An attorney for Texas Gov. Rick Perry made an unusual request to use a discreet entrance to the grand jury room that reporters have staked out since a panel began investigating accusations that the governor abused his power, an official at the center of the case said Thursday.
The disclosure was made by Travis County District Attorney Rosemary Lehmberg, a Democrat whose office Perry vowed to strip funding for last summer if she didn’t resign following a drunken driving arrest. An Austin grand jury is now investigating whether that veto threat was legal and is expected to soon hear Perry’s side of the story.
So far, all witnesses have entered through a door visible to the public. Lehmberg said there’s only one back way into the grand jury room — through her office, which is next to it.
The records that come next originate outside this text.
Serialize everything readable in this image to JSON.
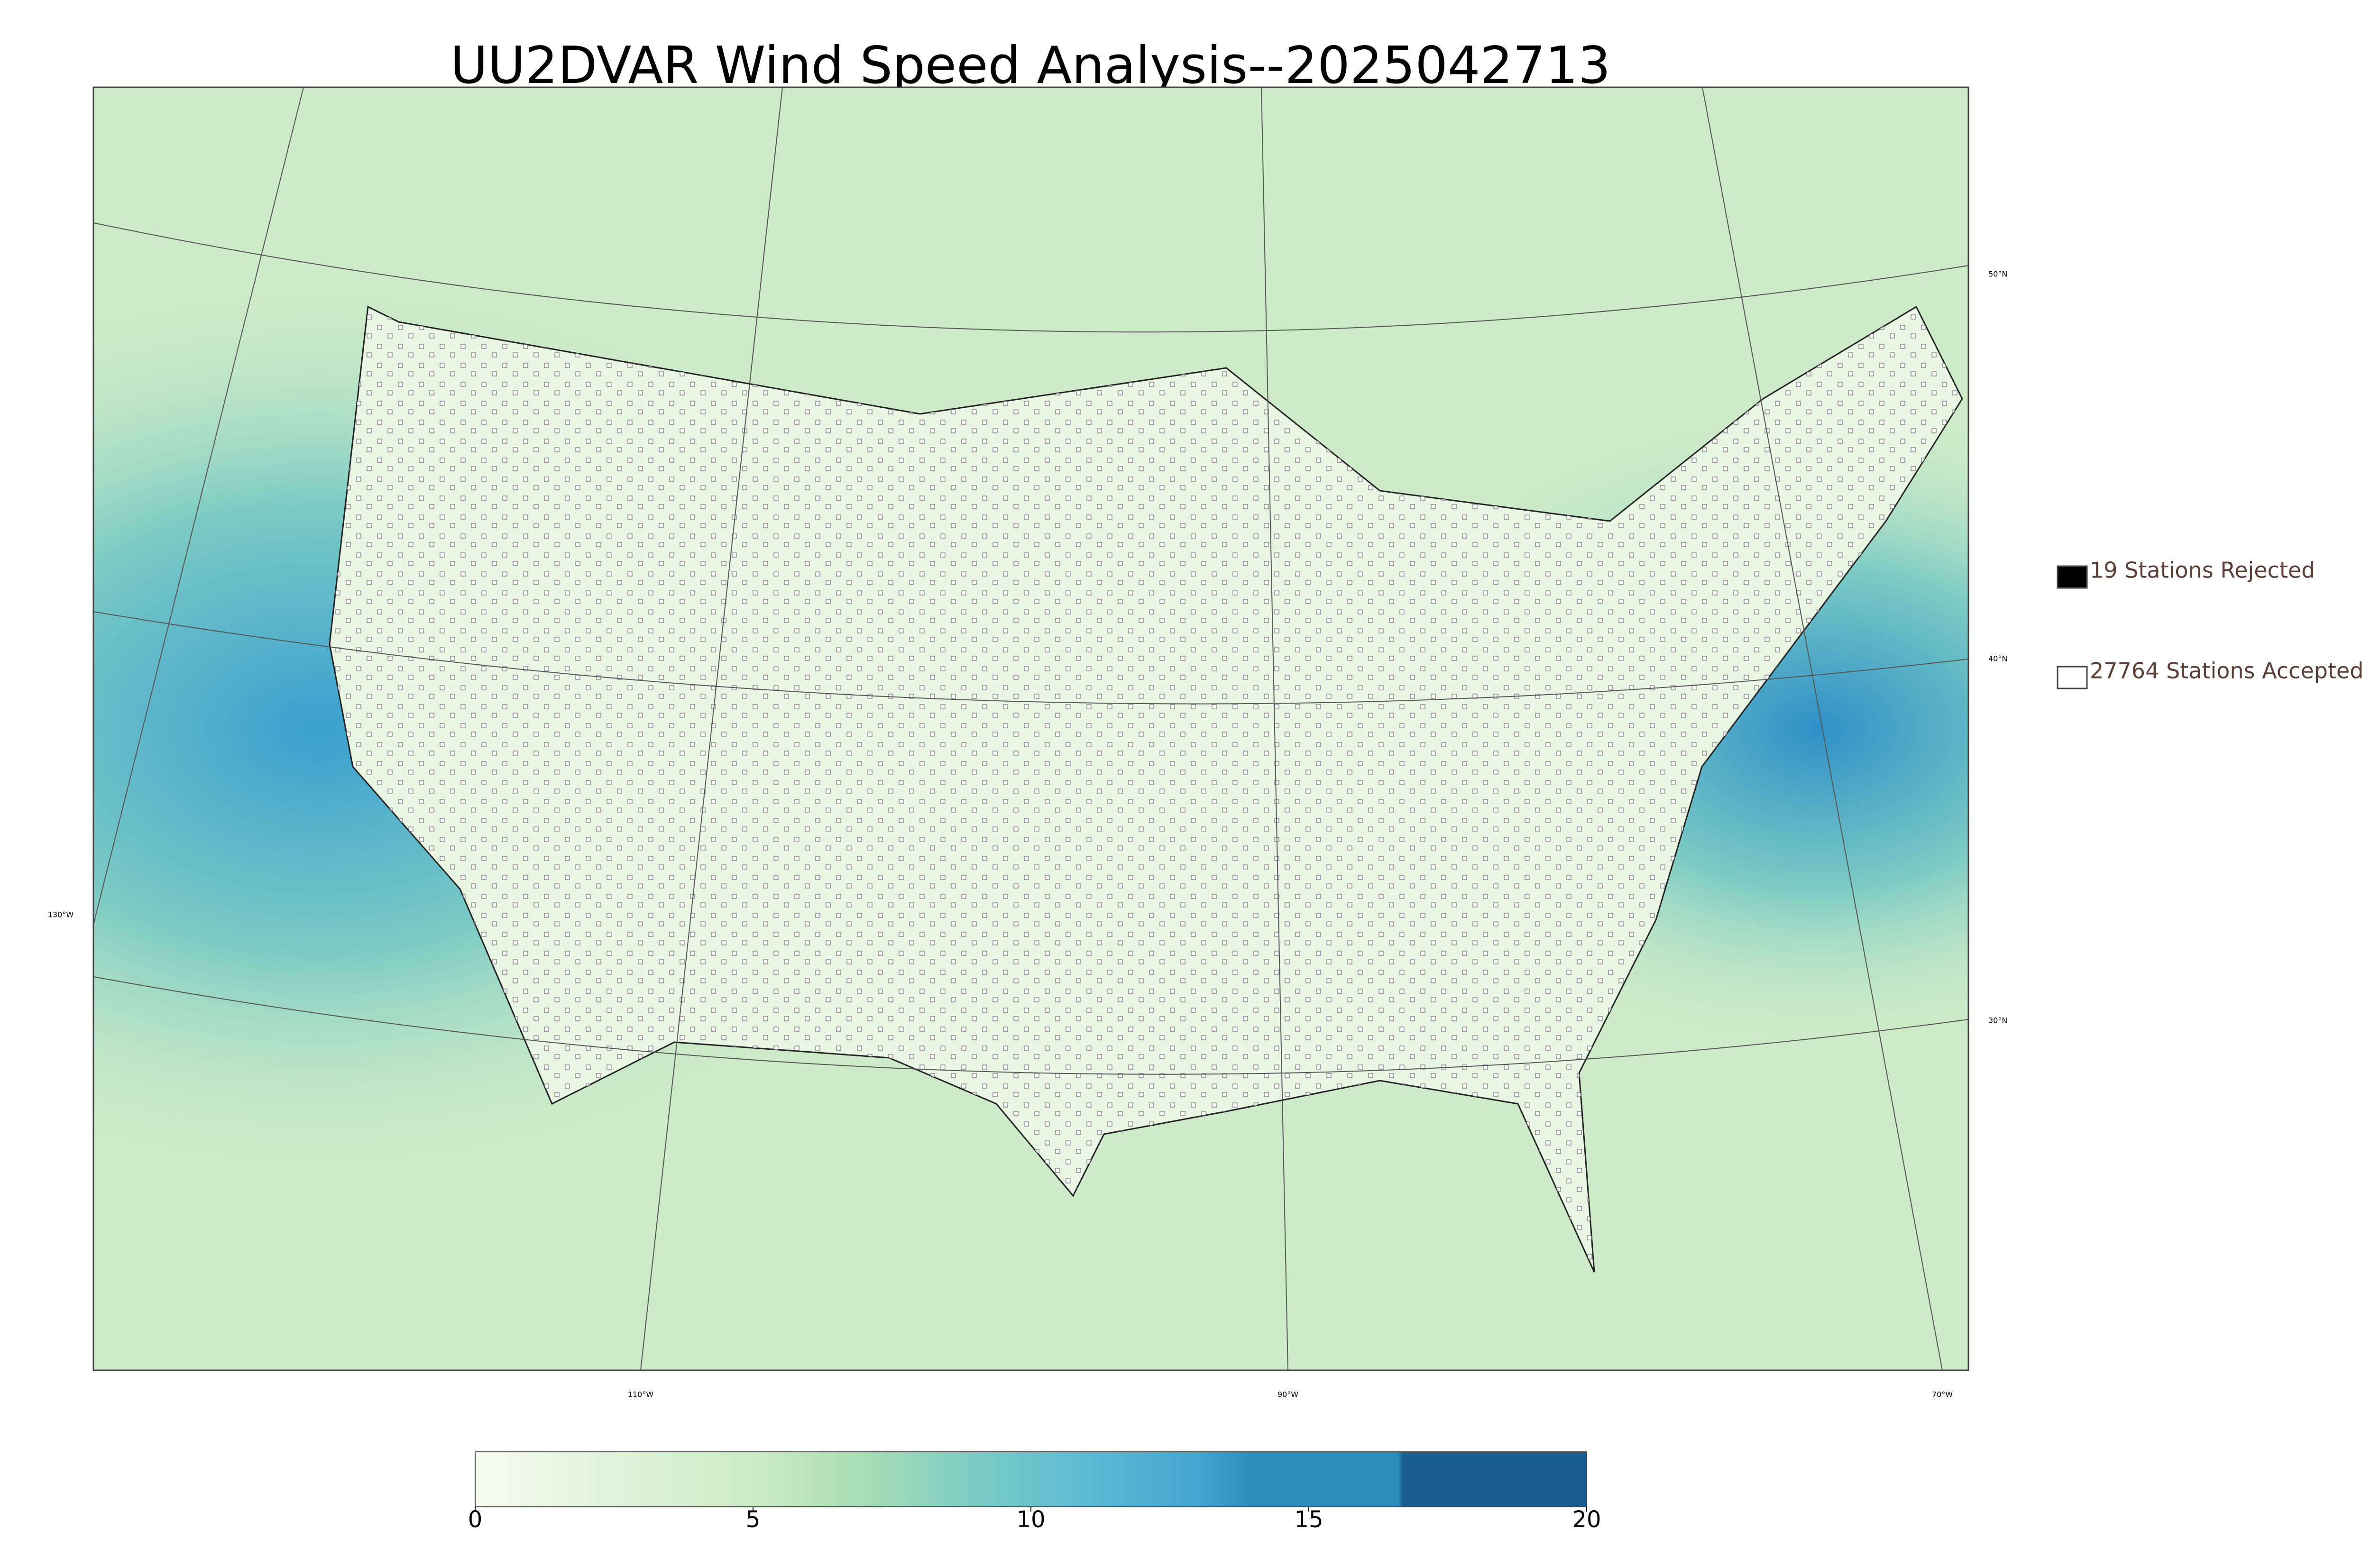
{
  "title": "UU2DVAR Wind Speed Analysis--2025042713",
  "legend": [
    {
      "label": "19 Stations Rejected",
      "marker_color": "#000000"
    },
    {
      "label": "27764 Stations Accepted",
      "marker_color": "#ffffff"
    }
  ],
  "map": {
    "latitude_labels": [
      "50°N",
      "40°N",
      "30°N"
    ],
    "longitude_labels": [
      "130°W",
      "110°W",
      "90°W",
      "70°W"
    ]
  },
  "colorbar": {
    "range": [
      0,
      20
    ],
    "ticks": [
      0,
      5,
      10,
      15,
      20
    ],
    "stops": [
      {
        "value": 0,
        "color": "#f7fcf0"
      },
      {
        "value": 2.5,
        "color": "#e0f3db"
      },
      {
        "value": 5,
        "color": "#ccebc5"
      },
      {
        "value": 7,
        "color": "#a8ddb5"
      },
      {
        "value": 9,
        "color": "#7bccc4"
      },
      {
        "value": 11,
        "color": "#5cbad4"
      },
      {
        "value": 13,
        "color": "#44a5d0"
      },
      {
        "value": 14,
        "color": "#2b8cbe"
      },
      {
        "value": 16.6,
        "color": "#2b8cbe"
      },
      {
        "value": 16.7,
        "color": "#1a5e90"
      },
      {
        "value": 20,
        "color": "#1a5e90"
      }
    ]
  }
}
Lehmberg said Perry’s attorney, David Botsford, asked the judge who seated the grand jury whether accessing a special entrance was possible.
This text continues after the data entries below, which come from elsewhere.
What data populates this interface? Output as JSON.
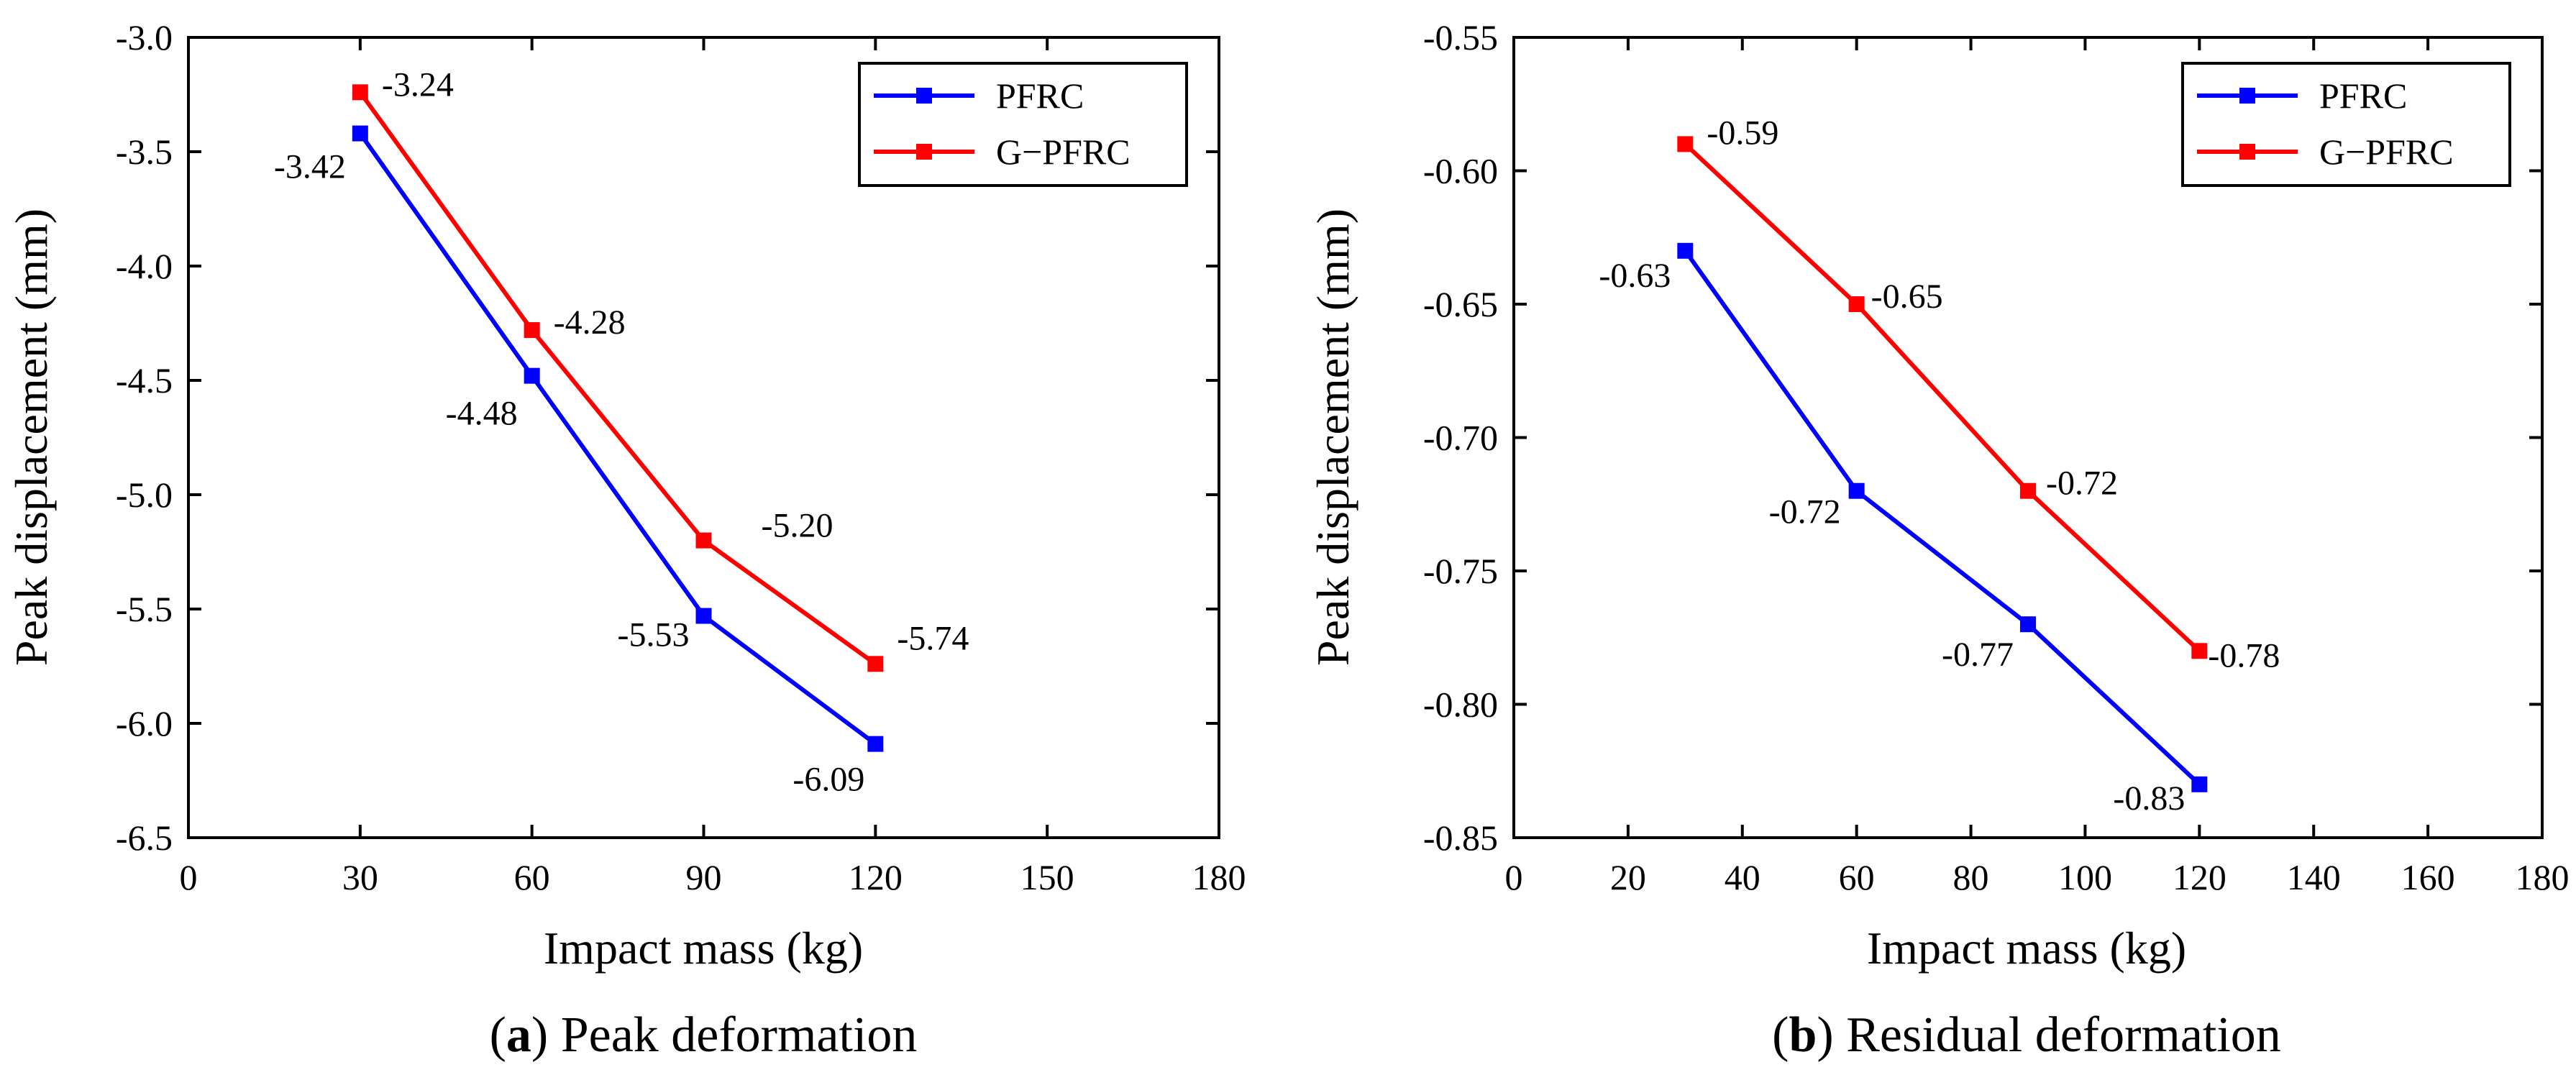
{
  "colors": {
    "pfrc": "#0000ff",
    "gpfrc": "#ff0000",
    "axis": "#000000",
    "background": "#ffffff"
  },
  "chart_data": [
    {
      "type": "line",
      "panel_letter": "a",
      "caption_text": " Peak deformation",
      "xlabel": "Impact mass (kg)",
      "ylabel": "Peak displacement (mm)",
      "xlim": [
        0,
        180
      ],
      "ylim": [
        -6.5,
        -3.0
      ],
      "xticks": [
        "0",
        "30",
        "60",
        "90",
        "120",
        "150",
        "180"
      ],
      "yticks": [
        "-3.0",
        "-3.5",
        "-4.0",
        "-4.5",
        "-5.0",
        "-5.5",
        "-6.0",
        "-6.5"
      ],
      "grid": false,
      "legend_position": "top-right",
      "x": [
        30,
        60,
        90,
        120
      ],
      "series": [
        {
          "name": "PFRC",
          "color": "#0000ff",
          "values": [
            -3.42,
            -4.48,
            -5.53,
            -6.09
          ],
          "labels": [
            "-3.42",
            "-4.48",
            "-5.53",
            "-6.09"
          ]
        },
        {
          "name": "G−PFRC",
          "color": "#ff0000",
          "values": [
            -3.24,
            -4.28,
            -5.2,
            -5.74
          ],
          "labels": [
            "-3.24",
            "-4.28",
            "-5.20",
            "-5.74"
          ]
        }
      ]
    },
    {
      "type": "line",
      "panel_letter": "b",
      "caption_text": " Residual deformation",
      "xlabel": "Impact mass (kg)",
      "ylabel": "Peak displacement (mm)",
      "xlim": [
        0,
        180
      ],
      "ylim": [
        -0.85,
        -0.55
      ],
      "xticks": [
        "0",
        "20",
        "40",
        "60",
        "80",
        "100",
        "120",
        "140",
        "160",
        "180"
      ],
      "yticks": [
        "-0.55",
        "-0.60",
        "-0.65",
        "-0.70",
        "-0.75",
        "-0.80",
        "-0.85"
      ],
      "grid": false,
      "legend_position": "top-right",
      "x": [
        30,
        60,
        90,
        120
      ],
      "series": [
        {
          "name": "PFRC",
          "color": "#0000ff",
          "values": [
            -0.63,
            -0.72,
            -0.77,
            -0.83
          ],
          "labels": [
            "-0.63",
            "-0.72",
            "-0.77",
            "-0.83"
          ]
        },
        {
          "name": "G−PFRC",
          "color": "#ff0000",
          "values": [
            -0.59,
            -0.65,
            -0.72,
            -0.78
          ],
          "labels": [
            "-0.59",
            "-0.65",
            "-0.72",
            "-0.78"
          ]
        }
      ]
    }
  ]
}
“I said that is not something we routinely do — that is, bring witnesses secretly to the grand jury,” Lehmberg said. “We have had many public officials appear through the grand jury and all come through the front door of the lobby. But if the judge calls me and wants to do that, I'll do what’s appropriate.”
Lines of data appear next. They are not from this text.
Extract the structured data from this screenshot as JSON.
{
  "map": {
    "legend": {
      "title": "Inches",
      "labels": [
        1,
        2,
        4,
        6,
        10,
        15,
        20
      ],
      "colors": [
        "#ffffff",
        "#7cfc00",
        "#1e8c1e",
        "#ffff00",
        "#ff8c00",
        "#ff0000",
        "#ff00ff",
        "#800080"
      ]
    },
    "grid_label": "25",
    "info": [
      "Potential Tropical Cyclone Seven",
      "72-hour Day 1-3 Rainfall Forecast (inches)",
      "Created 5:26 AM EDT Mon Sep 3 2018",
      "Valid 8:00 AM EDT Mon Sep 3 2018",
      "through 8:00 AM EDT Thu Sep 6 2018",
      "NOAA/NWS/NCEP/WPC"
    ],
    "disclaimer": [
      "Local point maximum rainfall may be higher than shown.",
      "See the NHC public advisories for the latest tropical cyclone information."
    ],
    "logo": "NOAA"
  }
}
Asked if she was inclined to do the Republican governor or his staff any favors, Lehmberg said she didn’t want to comment further.
Perry spokeswoman Lucy Nashed declined to comment on the request.
“We respect the longstanding legal principle of grand jury confidentiality and therefore it would be inappropriate to comment on the proceedings,” she said.
The Austin American-Statesman first reported the request.
Perry is leaving office in January and hasn’t ruled out another presidential run in 2016. His aides have said he was within his power to issue the veto.
The grand jury is scheduled to meet again Friday. Democratic state Sen. Kirk Watson was among three witnesses who appeared before the grand jury last week, and all said afterward they were sworn not to discuss their testimony.